The need to update Mark McShane’s novel in both time and place offered Kurosawa and co-writer Tetsuya Onishi numerous opportunities to explore philosophical ground left untouched in the source in the ambiguous style typical of the director.  Exemplative of such is Sato’s hiring of a Shinto priest (Sho Aikawa in a brief but memorable role) to exorcise his house.  Sato asks the priest if hell exists, and is told that it does if you believe in it and doesn’t if you don’t.  Sato follows with another quetsion: “Which do you?”  The priest answers, “I don’t know.”  The writing process also allowed Kurosawa to interject his growing fascination with the idea of doppelgangers, a fascination that would result in his much underrated comedy DOPPELGANGER three years later.

Home Vision Entertainment has distributed the bulk of the few Kiyoshi Kurosawa films available in America and released both SEANCE and the truly bizarre CHARISMA to domestic DVD in 2005.  Their disc of SEANCE is typical of the company’s high standards.  The progressive transfer is presented in the originally intended flat full screen ratio and does a fine, if imperfect, job of representing the 16mm photography.  Detail is limited and the image can look a bit soft overall, but damage is minimal and I suspect the film looks as it did when first aired in 2000.  The monaural audio is quiet, restrained, and very reprasentative of the original mix, and comes augmented with optional and exceptional English subtitles.  Supplements include a 00710 minute interview with the director (in Japanese with optional English subtitles), trailers for SEANCE, CURE, and CHARISMA and 2 pages of liner notes by Gabe Klinger.

This is one of the simplest of Kurosawa’s films and one of the easiest to recommend to general audiences.  There’s nothing at all wrong with the Home Vision Entertainment DVD, and it can be had for considerably below retail through some of Amazon.com’s third party sellers.  Both come highly recommended from this reviewer.

2 Responses to “Seance”

  1. Denis says:

    It’s an impressive film.
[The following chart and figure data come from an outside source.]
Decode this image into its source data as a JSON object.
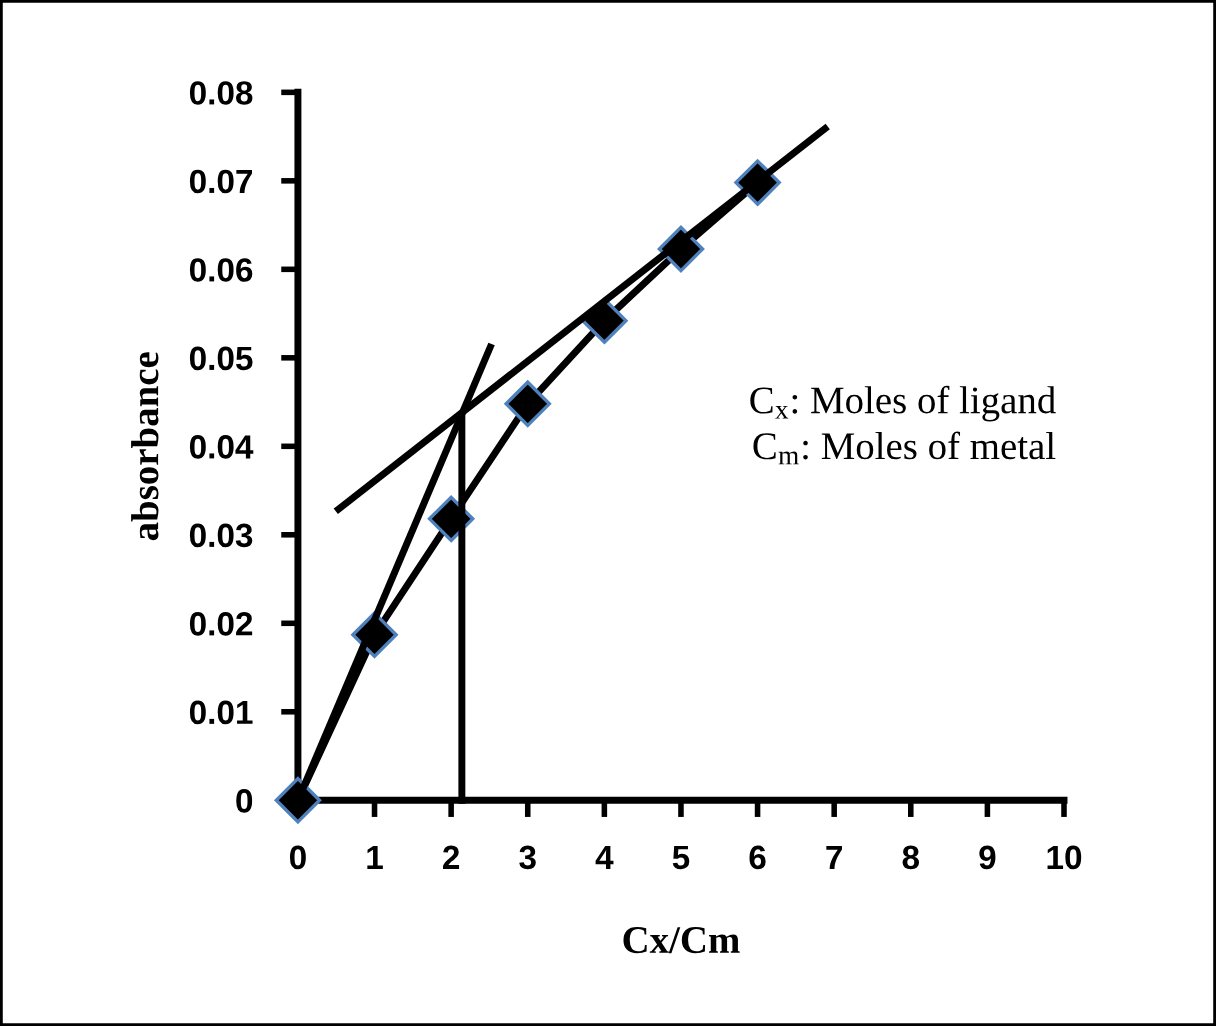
{
  "chart_data": {
    "type": "line",
    "xlabel": "Cx/Cm",
    "ylabel": "absorbance",
    "xlim": [
      0,
      10
    ],
    "xticks": [
      0,
      1,
      2,
      3,
      4,
      5,
      6,
      7,
      8,
      9,
      10
    ],
    "ylim": [
      0,
      0.08
    ],
    "yticks": [
      0,
      0.01,
      0.02,
      0.03,
      0.04,
      0.05,
      0.06,
      0.07,
      0.08
    ],
    "grid": false,
    "legend": false,
    "series": [
      {
        "color": "#000000",
        "marker": "diamond",
        "x": [
          0,
          1,
          2,
          3,
          4,
          5,
          6
        ],
        "values": [
          0,
          0.0187,
          0.0318,
          0.0448,
          0.0542,
          0.0623,
          0.0698
        ]
      },
      {
        "color": "#000000",
        "marker": "none",
        "x": [
          0,
          2.51
        ],
        "values": [
          0,
          0.0512
        ]
      },
      {
        "color": "#000000",
        "marker": "none",
        "x": [
          0.53,
          6.88
        ],
        "values": [
          0.0329,
          0.0759
        ]
      },
      {
        "color": "#000000",
        "marker": "none",
        "x": [
          2.14,
          2.14
        ],
        "values": [
          0,
          0.0433
        ]
      }
    ],
    "annotations": [
      "C$_{x}$: Moles of ligand",
      "C$_{m}$: Moles of metal"
    ]
  }
}
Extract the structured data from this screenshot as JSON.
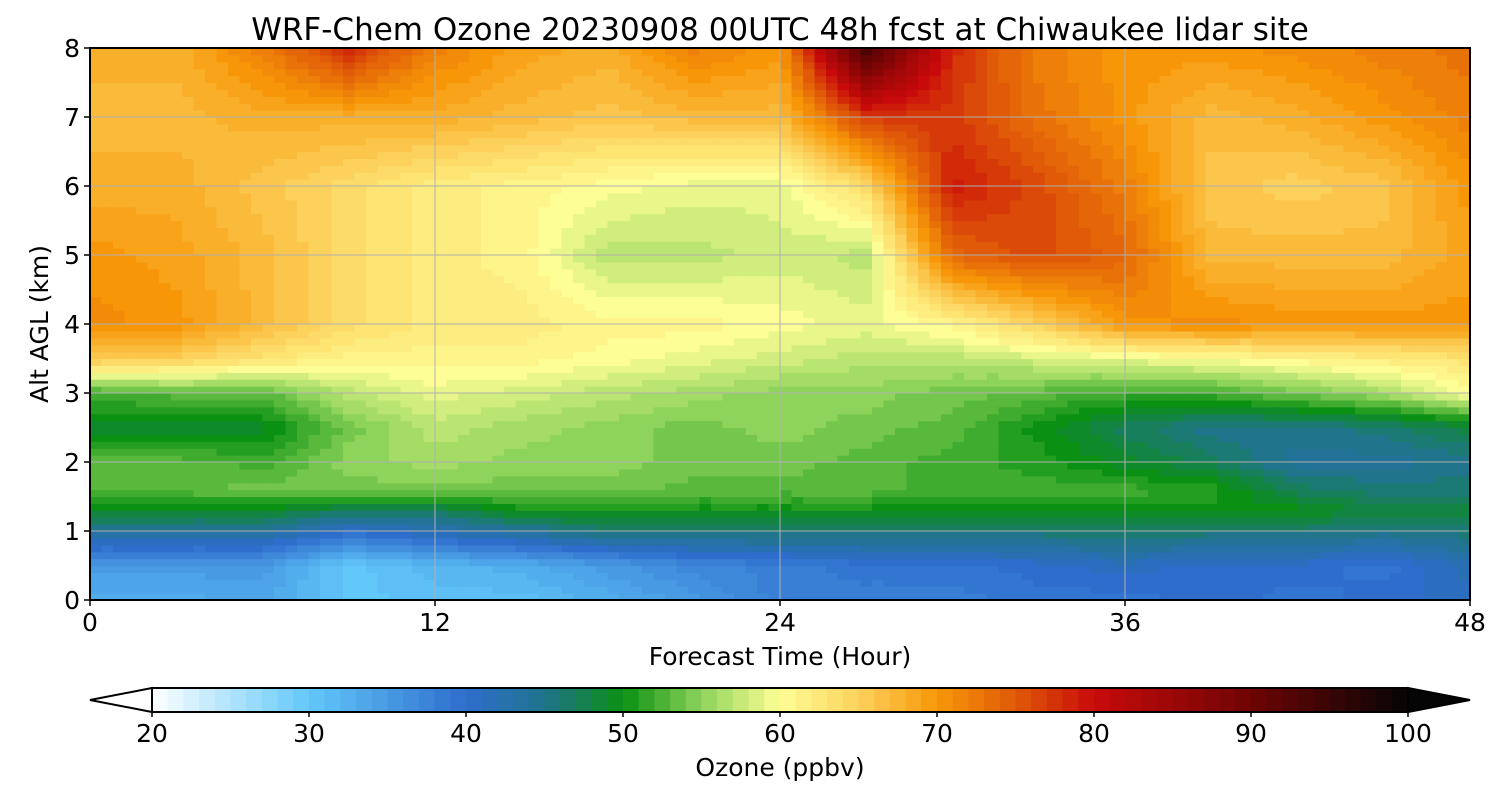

This – and some other TV productions from about the same period – lets me wonder about Japanese TV around the turn of the century. I just can’t imagine an American (or German) network throwing money at something so idiosyncratic.

  2. Kevin Pyrtle says:

    No, I doubt they would. Perhaps in the 70s, but certainly not now. The American made-for-TV market seems even more commercially motivated than the film industry as a whole.